Decoding Beer Labels: 5 Terms Every Beer Drinker Should Know

Decoding Beer Labels: 5 Terms Every Beer Drinker Should Know

When you're staring at a sixpack or bomber of beer at your local bottle shop, you might encounter some unfamiliar phrases. Here are five essential terms you should know.


Bottle Conditioned

Bottle conditioned is brewer-speak to describe a beer that is naturally carbonated. Prior to packaging, beer is allowed to ferment until the yeast is totally satiated, having eaten all the sugars it can.

To bottle condition the beverage, brewers bottle the beer with a bit more sugar for that yeast to munch on. They use a pre-calculated dose that is just the right amount to produce carbon dioxide to be absorbed as carbonation without overpressurizing or worse, blowing up, the bottle. (Nobody wants your beer to explode.)



The alternative to bottle conditioning is called force carbonation, in which carbon dioxide is injected into the finished beer without an additional fermentation.

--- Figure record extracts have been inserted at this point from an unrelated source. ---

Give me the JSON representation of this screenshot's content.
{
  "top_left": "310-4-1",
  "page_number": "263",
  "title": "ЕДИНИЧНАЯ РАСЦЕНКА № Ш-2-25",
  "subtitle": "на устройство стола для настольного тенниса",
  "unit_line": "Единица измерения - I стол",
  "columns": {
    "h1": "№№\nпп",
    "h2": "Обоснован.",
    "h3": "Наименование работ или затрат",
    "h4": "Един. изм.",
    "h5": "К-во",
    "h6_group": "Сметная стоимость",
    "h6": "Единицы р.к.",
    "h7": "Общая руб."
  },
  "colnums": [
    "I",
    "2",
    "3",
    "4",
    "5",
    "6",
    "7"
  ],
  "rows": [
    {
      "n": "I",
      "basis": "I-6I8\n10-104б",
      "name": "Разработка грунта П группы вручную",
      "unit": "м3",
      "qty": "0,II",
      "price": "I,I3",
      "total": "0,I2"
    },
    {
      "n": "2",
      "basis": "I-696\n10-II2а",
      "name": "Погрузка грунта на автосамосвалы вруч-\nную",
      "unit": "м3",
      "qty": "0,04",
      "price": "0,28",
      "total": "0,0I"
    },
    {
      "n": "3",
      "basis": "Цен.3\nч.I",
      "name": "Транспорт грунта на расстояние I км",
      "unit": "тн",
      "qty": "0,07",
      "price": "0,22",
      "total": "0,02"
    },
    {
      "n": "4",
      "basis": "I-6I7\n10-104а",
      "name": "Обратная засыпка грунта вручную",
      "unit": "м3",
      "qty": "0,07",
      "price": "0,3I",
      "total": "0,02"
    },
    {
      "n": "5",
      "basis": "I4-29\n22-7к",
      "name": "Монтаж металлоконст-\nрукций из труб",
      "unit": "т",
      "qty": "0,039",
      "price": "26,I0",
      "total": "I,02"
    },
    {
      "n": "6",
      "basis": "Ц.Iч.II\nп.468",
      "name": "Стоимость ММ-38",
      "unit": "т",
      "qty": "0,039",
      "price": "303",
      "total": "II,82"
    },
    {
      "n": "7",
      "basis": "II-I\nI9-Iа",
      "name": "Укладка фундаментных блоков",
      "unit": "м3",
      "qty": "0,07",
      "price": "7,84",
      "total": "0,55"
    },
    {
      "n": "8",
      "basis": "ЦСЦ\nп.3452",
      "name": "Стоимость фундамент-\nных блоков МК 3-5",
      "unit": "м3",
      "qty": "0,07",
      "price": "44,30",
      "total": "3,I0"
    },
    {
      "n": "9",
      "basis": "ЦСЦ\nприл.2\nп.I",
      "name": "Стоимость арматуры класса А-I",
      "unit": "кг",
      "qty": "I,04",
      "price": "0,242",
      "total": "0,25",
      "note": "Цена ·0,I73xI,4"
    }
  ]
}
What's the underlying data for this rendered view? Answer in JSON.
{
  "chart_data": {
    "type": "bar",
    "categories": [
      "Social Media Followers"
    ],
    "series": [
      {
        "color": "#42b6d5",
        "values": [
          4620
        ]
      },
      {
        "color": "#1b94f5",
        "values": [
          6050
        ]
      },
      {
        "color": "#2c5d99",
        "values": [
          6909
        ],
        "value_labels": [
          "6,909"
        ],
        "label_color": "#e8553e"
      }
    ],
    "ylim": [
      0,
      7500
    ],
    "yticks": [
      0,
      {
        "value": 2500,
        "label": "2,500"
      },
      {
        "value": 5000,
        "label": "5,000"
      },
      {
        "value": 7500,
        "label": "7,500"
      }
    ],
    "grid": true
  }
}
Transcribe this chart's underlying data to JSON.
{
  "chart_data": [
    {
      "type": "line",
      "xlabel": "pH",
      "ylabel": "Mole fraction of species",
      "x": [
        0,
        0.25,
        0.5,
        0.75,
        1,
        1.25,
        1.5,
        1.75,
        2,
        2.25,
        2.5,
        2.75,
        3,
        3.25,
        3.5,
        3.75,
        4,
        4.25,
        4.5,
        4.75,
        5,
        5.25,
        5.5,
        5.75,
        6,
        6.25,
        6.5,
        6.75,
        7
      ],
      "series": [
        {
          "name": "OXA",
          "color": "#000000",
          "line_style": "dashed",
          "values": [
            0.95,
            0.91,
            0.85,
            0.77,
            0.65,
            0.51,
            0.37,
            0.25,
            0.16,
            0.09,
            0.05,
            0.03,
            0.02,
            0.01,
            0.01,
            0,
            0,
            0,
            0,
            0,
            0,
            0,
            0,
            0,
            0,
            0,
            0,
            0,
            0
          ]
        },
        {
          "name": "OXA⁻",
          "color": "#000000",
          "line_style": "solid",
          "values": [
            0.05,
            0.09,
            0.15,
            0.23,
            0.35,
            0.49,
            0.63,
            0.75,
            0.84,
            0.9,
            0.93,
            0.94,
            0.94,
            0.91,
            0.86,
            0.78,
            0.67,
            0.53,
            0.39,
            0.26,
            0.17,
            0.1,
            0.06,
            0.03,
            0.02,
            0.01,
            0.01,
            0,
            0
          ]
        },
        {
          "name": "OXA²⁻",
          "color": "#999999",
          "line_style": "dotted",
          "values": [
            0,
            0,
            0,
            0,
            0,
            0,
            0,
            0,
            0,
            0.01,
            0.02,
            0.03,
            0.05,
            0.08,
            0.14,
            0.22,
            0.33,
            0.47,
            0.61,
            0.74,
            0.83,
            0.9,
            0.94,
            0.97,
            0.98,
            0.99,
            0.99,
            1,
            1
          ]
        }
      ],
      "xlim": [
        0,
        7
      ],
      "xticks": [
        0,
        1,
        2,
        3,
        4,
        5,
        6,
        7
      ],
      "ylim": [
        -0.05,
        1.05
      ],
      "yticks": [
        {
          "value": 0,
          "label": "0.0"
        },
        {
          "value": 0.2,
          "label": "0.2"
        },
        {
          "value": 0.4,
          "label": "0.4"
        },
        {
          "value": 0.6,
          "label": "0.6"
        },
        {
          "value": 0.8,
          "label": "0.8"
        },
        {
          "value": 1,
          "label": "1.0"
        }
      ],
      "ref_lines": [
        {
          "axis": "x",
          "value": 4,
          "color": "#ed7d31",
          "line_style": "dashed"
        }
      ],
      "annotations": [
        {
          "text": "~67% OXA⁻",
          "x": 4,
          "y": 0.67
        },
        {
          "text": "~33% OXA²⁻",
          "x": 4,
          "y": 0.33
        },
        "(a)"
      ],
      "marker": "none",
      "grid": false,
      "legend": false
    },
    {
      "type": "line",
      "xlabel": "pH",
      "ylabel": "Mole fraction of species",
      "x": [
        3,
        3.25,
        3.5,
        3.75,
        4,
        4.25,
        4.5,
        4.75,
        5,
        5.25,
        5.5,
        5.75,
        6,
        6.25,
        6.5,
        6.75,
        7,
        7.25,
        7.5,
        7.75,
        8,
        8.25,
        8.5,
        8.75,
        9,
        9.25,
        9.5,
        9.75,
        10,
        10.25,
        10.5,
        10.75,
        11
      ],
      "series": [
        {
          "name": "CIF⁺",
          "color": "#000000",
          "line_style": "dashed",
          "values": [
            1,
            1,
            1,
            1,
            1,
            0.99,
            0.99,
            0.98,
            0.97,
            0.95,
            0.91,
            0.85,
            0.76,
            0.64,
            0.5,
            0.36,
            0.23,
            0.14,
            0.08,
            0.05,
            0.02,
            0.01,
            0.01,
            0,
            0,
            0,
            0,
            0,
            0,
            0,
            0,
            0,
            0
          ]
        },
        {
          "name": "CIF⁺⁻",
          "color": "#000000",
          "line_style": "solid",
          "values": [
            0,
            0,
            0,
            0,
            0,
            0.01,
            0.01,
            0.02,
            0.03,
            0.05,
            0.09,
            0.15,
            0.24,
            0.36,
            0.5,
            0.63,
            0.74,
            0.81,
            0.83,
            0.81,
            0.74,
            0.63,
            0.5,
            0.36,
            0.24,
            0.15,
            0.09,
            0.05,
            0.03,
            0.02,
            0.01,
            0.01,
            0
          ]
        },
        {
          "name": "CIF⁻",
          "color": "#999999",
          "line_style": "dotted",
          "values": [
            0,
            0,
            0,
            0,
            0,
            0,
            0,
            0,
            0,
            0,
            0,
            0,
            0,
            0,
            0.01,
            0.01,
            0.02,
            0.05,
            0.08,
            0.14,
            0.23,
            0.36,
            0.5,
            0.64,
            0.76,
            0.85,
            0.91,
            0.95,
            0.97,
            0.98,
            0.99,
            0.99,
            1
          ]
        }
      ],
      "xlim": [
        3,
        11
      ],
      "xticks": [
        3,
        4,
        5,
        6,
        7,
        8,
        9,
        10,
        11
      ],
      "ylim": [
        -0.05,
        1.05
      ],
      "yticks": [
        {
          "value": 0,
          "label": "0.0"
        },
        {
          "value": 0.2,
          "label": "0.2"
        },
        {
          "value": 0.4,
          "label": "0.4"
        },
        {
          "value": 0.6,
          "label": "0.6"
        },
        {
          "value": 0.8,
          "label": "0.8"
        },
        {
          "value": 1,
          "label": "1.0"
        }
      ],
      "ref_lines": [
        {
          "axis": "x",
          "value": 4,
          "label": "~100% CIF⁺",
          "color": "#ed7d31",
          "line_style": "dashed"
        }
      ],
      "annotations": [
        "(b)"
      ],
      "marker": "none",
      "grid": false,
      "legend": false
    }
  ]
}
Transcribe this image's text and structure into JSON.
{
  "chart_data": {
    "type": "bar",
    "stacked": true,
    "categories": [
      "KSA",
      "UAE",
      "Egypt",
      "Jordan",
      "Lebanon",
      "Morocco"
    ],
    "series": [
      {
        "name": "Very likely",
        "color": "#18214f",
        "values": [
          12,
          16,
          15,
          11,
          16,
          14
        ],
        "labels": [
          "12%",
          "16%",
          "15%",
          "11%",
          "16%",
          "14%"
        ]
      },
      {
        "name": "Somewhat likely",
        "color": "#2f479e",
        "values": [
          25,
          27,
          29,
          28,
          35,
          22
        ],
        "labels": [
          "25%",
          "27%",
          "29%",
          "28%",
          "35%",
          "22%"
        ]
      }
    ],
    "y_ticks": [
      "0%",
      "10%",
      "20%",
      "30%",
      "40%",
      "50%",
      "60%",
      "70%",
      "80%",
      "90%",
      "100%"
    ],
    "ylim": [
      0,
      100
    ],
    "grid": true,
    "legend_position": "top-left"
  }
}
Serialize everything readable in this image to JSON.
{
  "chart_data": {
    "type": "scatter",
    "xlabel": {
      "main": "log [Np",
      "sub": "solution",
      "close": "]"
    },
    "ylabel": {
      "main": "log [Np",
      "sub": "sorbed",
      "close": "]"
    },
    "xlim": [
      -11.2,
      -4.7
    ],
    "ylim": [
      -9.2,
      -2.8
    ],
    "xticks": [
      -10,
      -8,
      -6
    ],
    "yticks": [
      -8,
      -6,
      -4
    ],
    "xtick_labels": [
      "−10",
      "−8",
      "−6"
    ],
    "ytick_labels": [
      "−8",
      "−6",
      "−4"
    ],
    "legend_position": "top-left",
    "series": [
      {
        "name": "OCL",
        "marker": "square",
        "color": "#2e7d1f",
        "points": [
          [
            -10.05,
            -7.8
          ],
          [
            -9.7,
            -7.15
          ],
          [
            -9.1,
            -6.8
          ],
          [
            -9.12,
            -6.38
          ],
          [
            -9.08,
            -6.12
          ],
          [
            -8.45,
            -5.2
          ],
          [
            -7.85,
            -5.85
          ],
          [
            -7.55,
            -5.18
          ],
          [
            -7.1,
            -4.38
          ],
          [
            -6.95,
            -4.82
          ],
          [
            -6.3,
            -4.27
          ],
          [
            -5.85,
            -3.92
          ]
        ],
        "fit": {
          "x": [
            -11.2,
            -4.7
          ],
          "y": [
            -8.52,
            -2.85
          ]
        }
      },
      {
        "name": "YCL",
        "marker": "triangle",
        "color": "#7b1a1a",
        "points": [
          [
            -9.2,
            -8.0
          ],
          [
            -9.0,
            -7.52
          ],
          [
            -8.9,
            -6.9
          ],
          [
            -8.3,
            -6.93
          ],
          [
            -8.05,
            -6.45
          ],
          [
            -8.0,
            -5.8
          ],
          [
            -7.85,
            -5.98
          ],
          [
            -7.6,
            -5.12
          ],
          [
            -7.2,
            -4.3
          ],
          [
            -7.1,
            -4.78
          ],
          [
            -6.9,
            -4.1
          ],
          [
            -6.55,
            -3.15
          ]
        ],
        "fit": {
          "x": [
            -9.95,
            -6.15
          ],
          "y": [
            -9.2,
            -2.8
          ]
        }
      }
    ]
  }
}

Some beer purists believe that bottle conditioning is indisputably the best way to carbonate beer—arguments in support of the process tout its ability to produce a more pleasant (fine and soft) carbonation, consume oxygen in the bottle's headspace, and develop character over time.


Dry Hopped

Dry hopping refers not to the condition of the hops themselves, but how they are used. It means that the brewers are adding hops after fermentation.


Gypsy Brewer

This arguably-offensive term refers to an increasingly common symbiotic relationship in the beer world. Most established brewers aren't using their expensive brewing equipment 24/7. Other brewers are just getting into the biz and can't afford or don't want to buy all that pricey stainless steel. See where this is going?